The Structured Repository of Organizational Knowledge
Published By ElixirData
The Knowledge Graph is the interconnected data structure that stores organizational knowledge in a form that AI agents can navigate and reason over—capturing not just data but the relationships between data that give it meaning. It provides the foundation for context assembly, enabling agents to gather relevant information for any decision.
Traditional databases store data in tables and rows optimized for transactions. Knowledge Graphs store information as entities and relationships optimized for traversal and inference. A customer in a relational database is a row with attributes. A customer in a Knowledge Graph is a node connected to products they've purchased, support tickets they've submitted, contracts they've signed, employees who serve them, and any other relevant relationships.
This graph structure enables queries that would be complex or impossible in relational systems. "Find all customers who purchased Product X and had support issues within 30 days" requires joining multiple tables in a relational system but is a natural graph traversal. "What's the relationship between this employee and this customer?" can be answered by finding paths through the graph. "What context is relevant for this decision?" becomes a question of which subgraph to extract.

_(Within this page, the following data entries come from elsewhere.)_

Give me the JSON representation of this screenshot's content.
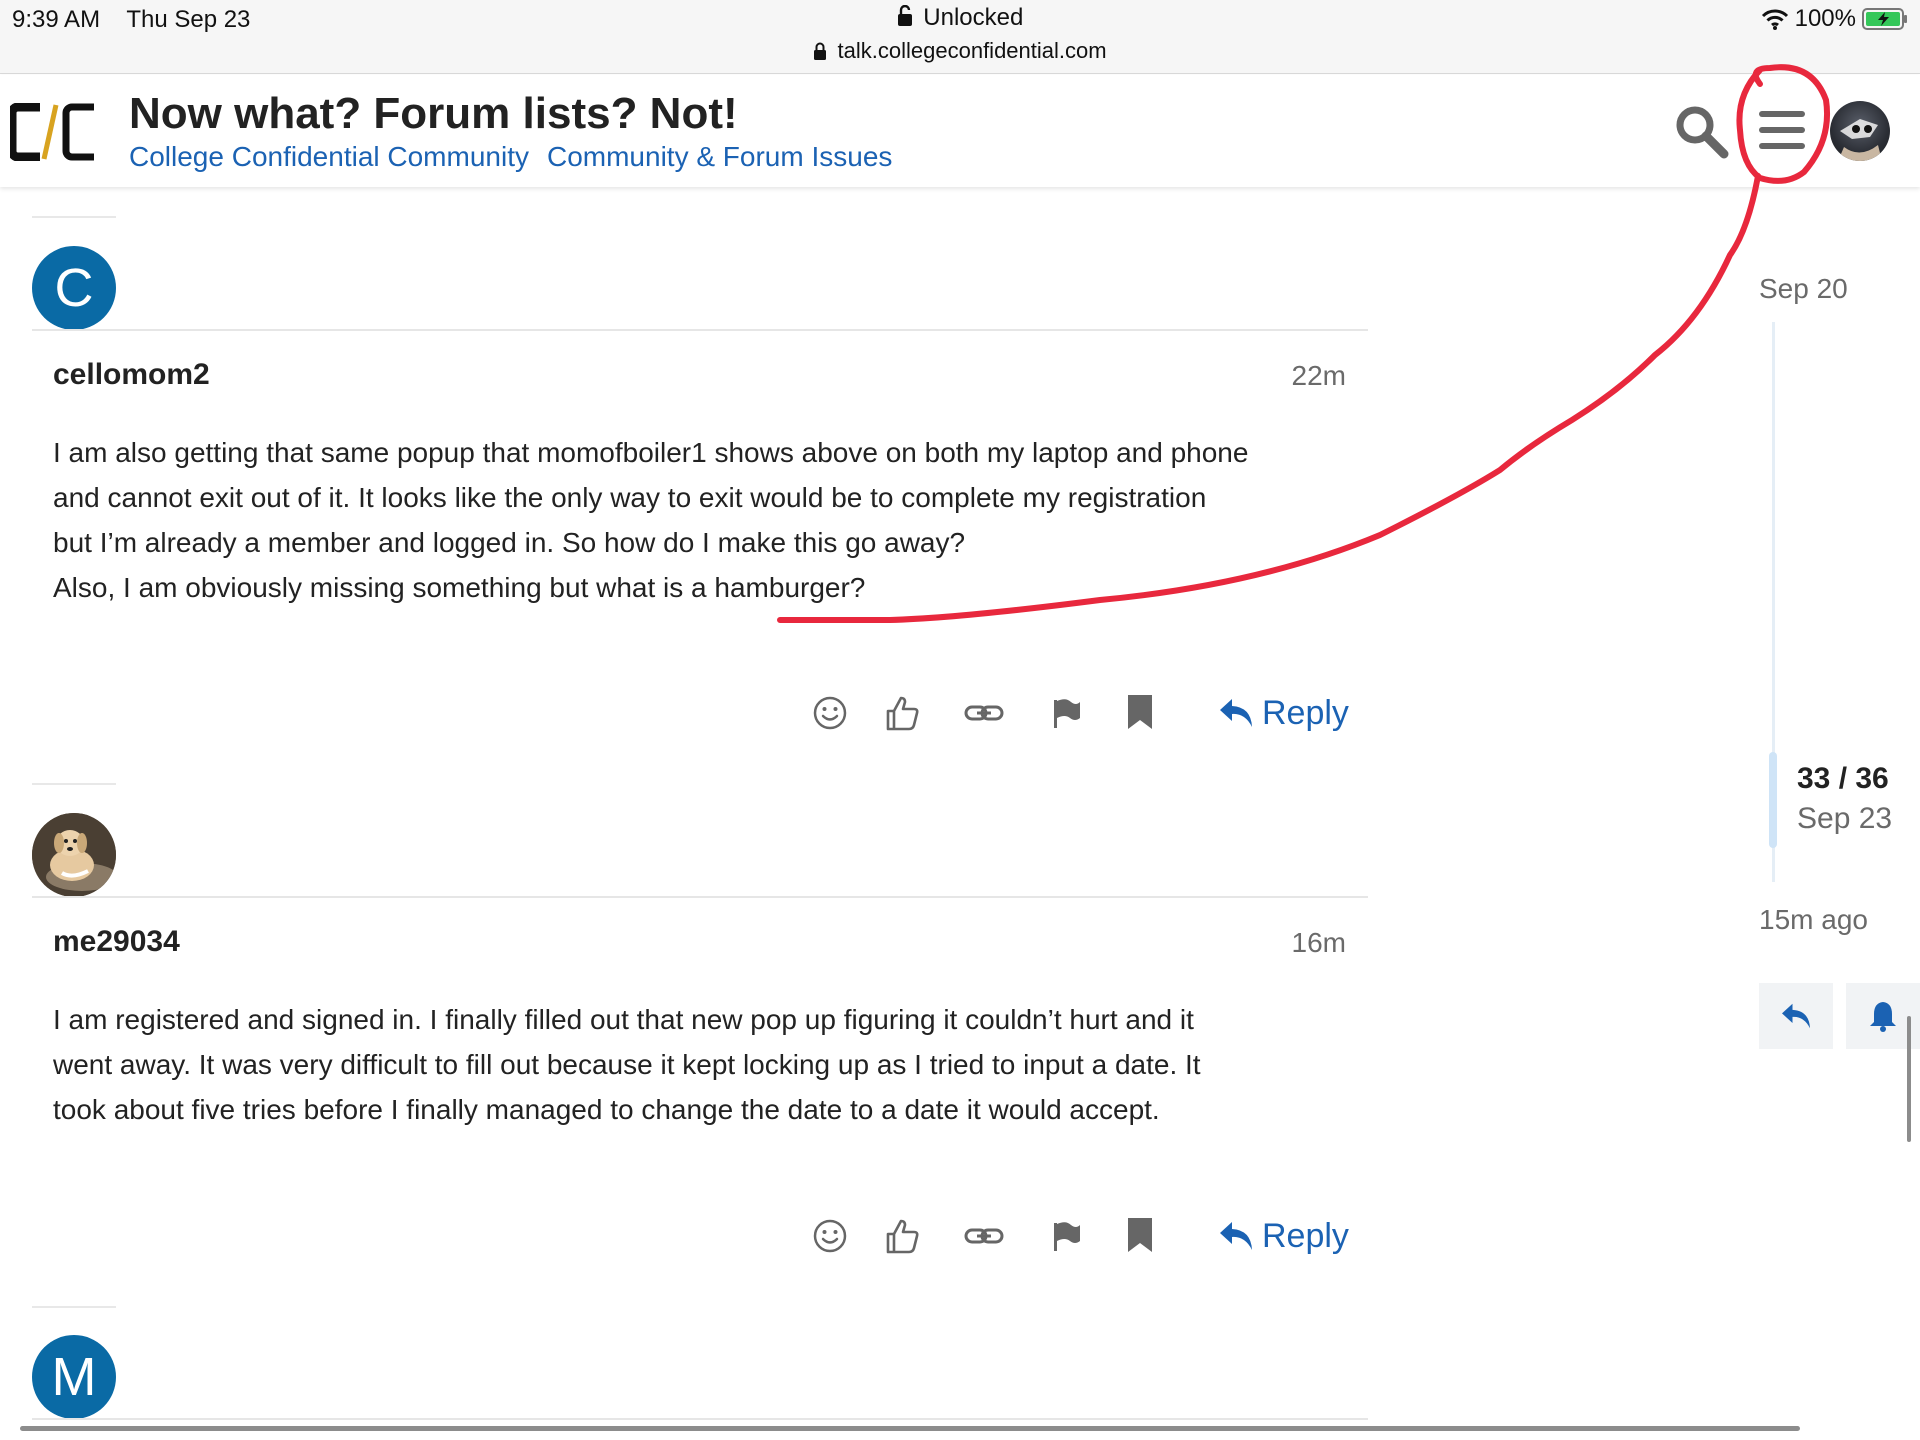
{
  "status_bar": {
    "time": "9:39 AM",
    "date": "Thu Sep 23",
    "lock_status": "Unlocked",
    "url": "talk.collegeconfidential.com",
    "battery": "100%"
  },
  "header": {
    "title": "Now what? Forum lists? Not!",
    "breadcrumbs": [
      "College Confidential Community",
      "Community & Forum Issues"
    ]
  },
  "posts": [
    {
      "avatar_letter": "C",
      "username": "cellomom2",
      "time": "22m",
      "lines": [
        "I am also getting that same popup that momofboiler1 shows above on both my laptop and phone",
        "and cannot exit out of it. It looks like the only way to exit would be to complete my registration",
        "but I’m already a member and logged in. So how do I make this go away?",
        "Also, I am obviously missing something but what is a hamburger?"
      ],
      "reply_label": "Reply"
    },
    {
      "username": "me29034",
      "time": "16m",
      "lines": [
        "I am registered and signed in. I finally filled out that new pop up figuring it couldn’t hurt and it",
        "went away. It was very difficult to fill out because it kept locking up as I tried to input a date. It",
        "took about five tries before I finally managed to change the date to a date it would accept."
      ],
      "reply_label": "Reply"
    },
    {
      "avatar_letter": "M"
    }
  ],
  "timeline": {
    "start_date": "Sep 20",
    "position": "33 / 36",
    "current_date": "Sep 23",
    "last_activity": "15m ago"
  },
  "colors": {
    "link": "#1b62b3",
    "avatar_blue": "#0a6aa5",
    "annotation_red": "#e8283d"
  }
}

For AI agents, Knowledge Graphs provide the context assembly substrate. When an agent needs to make a decision, it queries the Knowledge Graph for relevant entities and relationships. The graph structure ensures that the agent receives not just isolated data points but interconnected context that captures how things relate to each other.
Knowledge Graphs also support inference—deriving new knowledge from existing relationships. If the graph knows that Employee A manages Department B and Department B serves Customer C, it can infer that Employee A has an indirect relationship with Customer C. This inference capability means the graph "knows more than it stores"—implicit knowledge emerges from explicit relationships.

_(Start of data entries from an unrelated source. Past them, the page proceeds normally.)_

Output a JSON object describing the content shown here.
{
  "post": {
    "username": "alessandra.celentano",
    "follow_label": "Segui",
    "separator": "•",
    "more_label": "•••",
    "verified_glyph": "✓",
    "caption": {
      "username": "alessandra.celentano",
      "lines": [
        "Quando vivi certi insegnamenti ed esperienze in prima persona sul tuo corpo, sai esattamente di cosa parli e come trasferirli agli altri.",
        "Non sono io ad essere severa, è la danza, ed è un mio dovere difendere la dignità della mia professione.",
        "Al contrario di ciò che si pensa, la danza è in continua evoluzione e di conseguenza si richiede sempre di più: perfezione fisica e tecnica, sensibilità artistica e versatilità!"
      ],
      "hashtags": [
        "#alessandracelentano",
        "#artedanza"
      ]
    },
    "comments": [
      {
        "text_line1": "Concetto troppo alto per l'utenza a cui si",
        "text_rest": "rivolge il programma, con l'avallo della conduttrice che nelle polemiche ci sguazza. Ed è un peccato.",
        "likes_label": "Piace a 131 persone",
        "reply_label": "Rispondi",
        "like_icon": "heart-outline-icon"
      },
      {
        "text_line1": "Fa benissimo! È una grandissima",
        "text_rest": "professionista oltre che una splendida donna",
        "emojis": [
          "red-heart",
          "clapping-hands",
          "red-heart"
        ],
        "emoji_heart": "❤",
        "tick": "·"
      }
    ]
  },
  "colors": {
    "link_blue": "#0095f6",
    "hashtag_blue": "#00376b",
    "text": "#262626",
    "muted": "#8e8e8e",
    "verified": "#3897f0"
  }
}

The Knowledge Graph in Context OS incorporates several types of information. Entity data represents organizational objects: customers, products, employees, systems, contracts. Relationship data represents connections: who owns what, who serves whom, what depends on what. Temporal data represents changes over time: when relationships started and ended, how entities have evolved. Decision data represents past decisions and their outcomes, creating Decision Lineage as a graph structure. Policy data represents organizational rules as navigable constraints.
Maintaining a Knowledge Graph requires ongoing curation. New entities must be added, relationships must be updated, obsolete information must be retired. This maintenance can be partially automated—extracting entities from documents, inferring relationships from transactions—but requires human oversight to ensure accuracy and quality.

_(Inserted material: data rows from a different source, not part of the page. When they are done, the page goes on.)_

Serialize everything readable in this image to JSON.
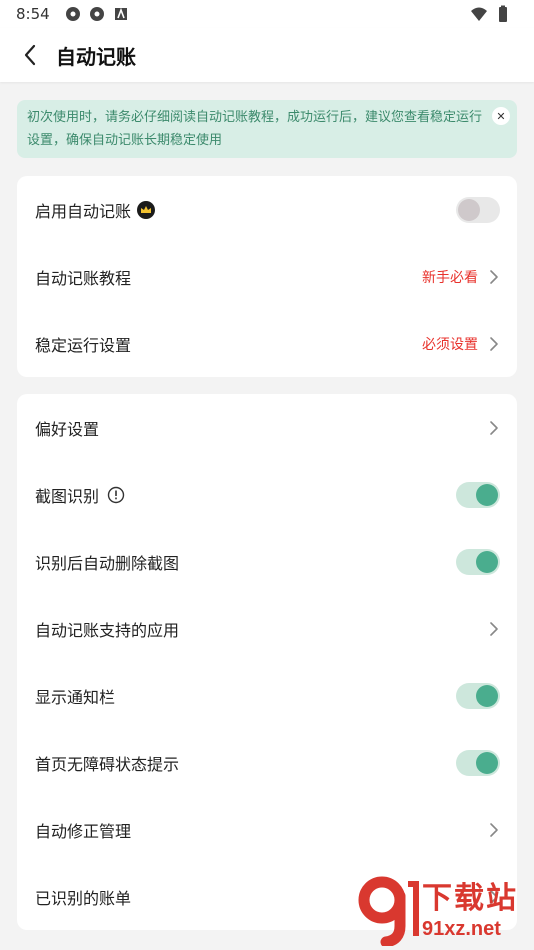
{
  "status_bar": {
    "time": "8:54"
  },
  "app_bar": {
    "title": "自动记账"
  },
  "notice": {
    "text": "初次使用时，请务必仔细阅读自动记账教程，成功运行后，建议您查看稳定运行设置，确保自动记账长期稳定使用"
  },
  "section1": {
    "items": [
      {
        "label": "启用自动记账",
        "type": "toggle",
        "on": false
      },
      {
        "label": "自动记账教程",
        "hint": "新手必看",
        "type": "link"
      },
      {
        "label": "稳定运行设置",
        "hint": "必须设置",
        "type": "link"
      }
    ]
  },
  "section2": {
    "items": [
      {
        "label": "偏好设置",
        "type": "link"
      },
      {
        "label": "截图识别",
        "type": "toggle",
        "on": true
      },
      {
        "label": "识别后自动删除截图",
        "type": "toggle",
        "on": true
      },
      {
        "label": "自动记账支持的应用",
        "type": "link"
      },
      {
        "label": "显示通知栏",
        "type": "toggle",
        "on": true
      },
      {
        "label": "首页无障碍状态提示",
        "type": "toggle",
        "on": true
      },
      {
        "label": "自动修正管理",
        "type": "link"
      },
      {
        "label": "已识别的账单",
        "type": "link"
      }
    ]
  },
  "watermark": {
    "top": "下载站",
    "bottom": "91xz.net"
  },
  "colors": {
    "accent": "#4aad8e",
    "hint": "#e8322c",
    "notice_bg": "#d8eee6",
    "notice_text": "#3c8a6c"
  }
}
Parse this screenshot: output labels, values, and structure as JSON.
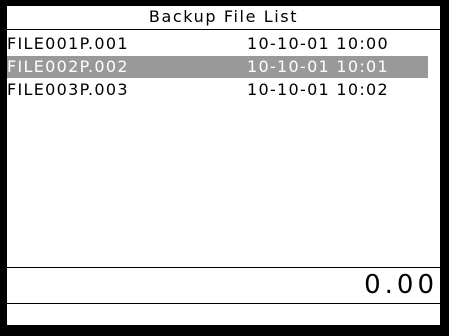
{
  "screen": {
    "title": "Backup File List",
    "files": [
      {
        "name": "FILE001P.001",
        "datetime": "10-10-01 10:00",
        "selected": false
      },
      {
        "name": "FILE002P.002",
        "datetime": "10-10-01 10:01",
        "selected": true
      },
      {
        "name": "FILE003P.003",
        "datetime": "10-10-01 10:02",
        "selected": false
      }
    ],
    "total": "0.00"
  },
  "colors": {
    "frame": "#000000",
    "background": "#ffffff",
    "selection": "#999999",
    "selection_text": "#ffffff"
  }
}
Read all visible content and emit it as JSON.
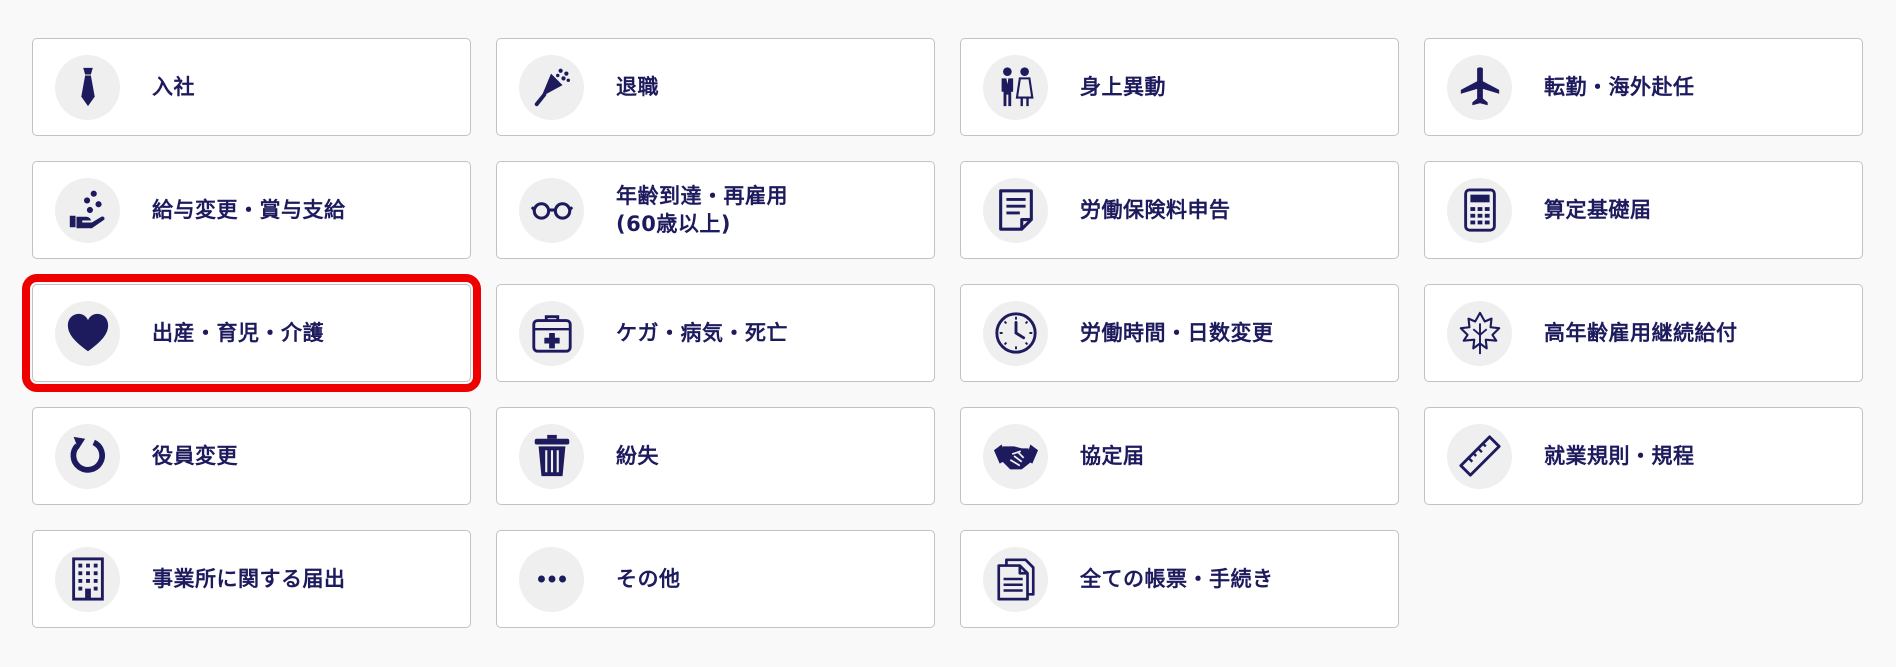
{
  "accent_color": "#1d1b5e",
  "highlight_color": "#ee0000",
  "items": [
    {
      "label": "入社",
      "icon": "necktie-icon",
      "name": "card-nyusha"
    },
    {
      "label": "退職",
      "icon": "bouquet-icon",
      "name": "card-taishoku"
    },
    {
      "label": "身上異動",
      "icon": "wedding-couple-icon",
      "name": "card-shinjo-ido"
    },
    {
      "label": "転勤・海外赴任",
      "icon": "airplane-icon",
      "name": "card-tenkin"
    },
    {
      "label": "給与変更・賞与支給",
      "icon": "coins-hand-icon",
      "name": "card-kyuyo-henko"
    },
    {
      "label": "年齢到達・再雇用\n(60歳以上)",
      "icon": "glasses-icon",
      "name": "card-nenrei-toutatsu"
    },
    {
      "label": "労働保険料申告",
      "icon": "document-icon",
      "name": "card-rodo-hokenryo"
    },
    {
      "label": "算定基礎届",
      "icon": "calculator-icon",
      "name": "card-santei-kiso"
    },
    {
      "label": "出産・育児・介護",
      "icon": "heart-icon",
      "name": "card-shussan-ikuji",
      "highlighted": true
    },
    {
      "label": "ケガ・病気・死亡",
      "icon": "first-aid-kit-icon",
      "name": "card-kega-byoki"
    },
    {
      "label": "労働時間・日数変更",
      "icon": "clock-icon",
      "name": "card-rodo-jikan"
    },
    {
      "label": "高年齢雇用継続給付",
      "icon": "maple-leaf-icon",
      "name": "card-konenrei-koyo"
    },
    {
      "label": "役員変更",
      "icon": "refresh-icon",
      "name": "card-yakuin-henko"
    },
    {
      "label": "紛失",
      "icon": "trash-icon",
      "name": "card-funshitsu"
    },
    {
      "label": "協定届",
      "icon": "handshake-icon",
      "name": "card-kyotei-todoke"
    },
    {
      "label": "就業規則・規程",
      "icon": "ruler-icon",
      "name": "card-shugyo-kisoku"
    },
    {
      "label": "事業所に関する届出",
      "icon": "building-icon",
      "name": "card-jigyosho"
    },
    {
      "label": "その他",
      "icon": "ellipsis-icon",
      "name": "card-sonota"
    },
    {
      "label": "全ての帳票・手続き",
      "icon": "documents-icon",
      "name": "card-subete"
    }
  ]
}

The Knowledge Graph connects to the Organization World Model as its implementation substrate. The World Model is conceptual—the understanding of how the organization works. The Knowledge Graph is concrete—the stored information that embodies that understanding. When the World Model specifies that customers have contracts, the Knowledge Graph stores the specific customer-contract relationships.
Knowledge Graphs also enable explanation and audit. When a decision is questioned, the relevant subgraph can be extracted to show exactly what information informed the decision. This is more powerful than traditional audit logs because it shows relationships and context, not just data points.
Context OS uses the Knowledge Graph as the primary store for governed context. The graph is populated from enterprise systems through integrations, enriched with derived relationships through inference, and queried during context assembly to construct decision-specific context packages. This architecture ensures that all agents draw from a consistent, comprehensive knowledge foundation.
The Knowledge Graph represents organizational intelligence in computable form. Human organizations develop intelligence through accumulated experience—understanding how things connect, what patterns recur, where relationships matter. The Knowledge Graph captures this intelligence in a structure that AI agents can navigate, enabling them to benefit from organizational knowledge rather than operating in isolation.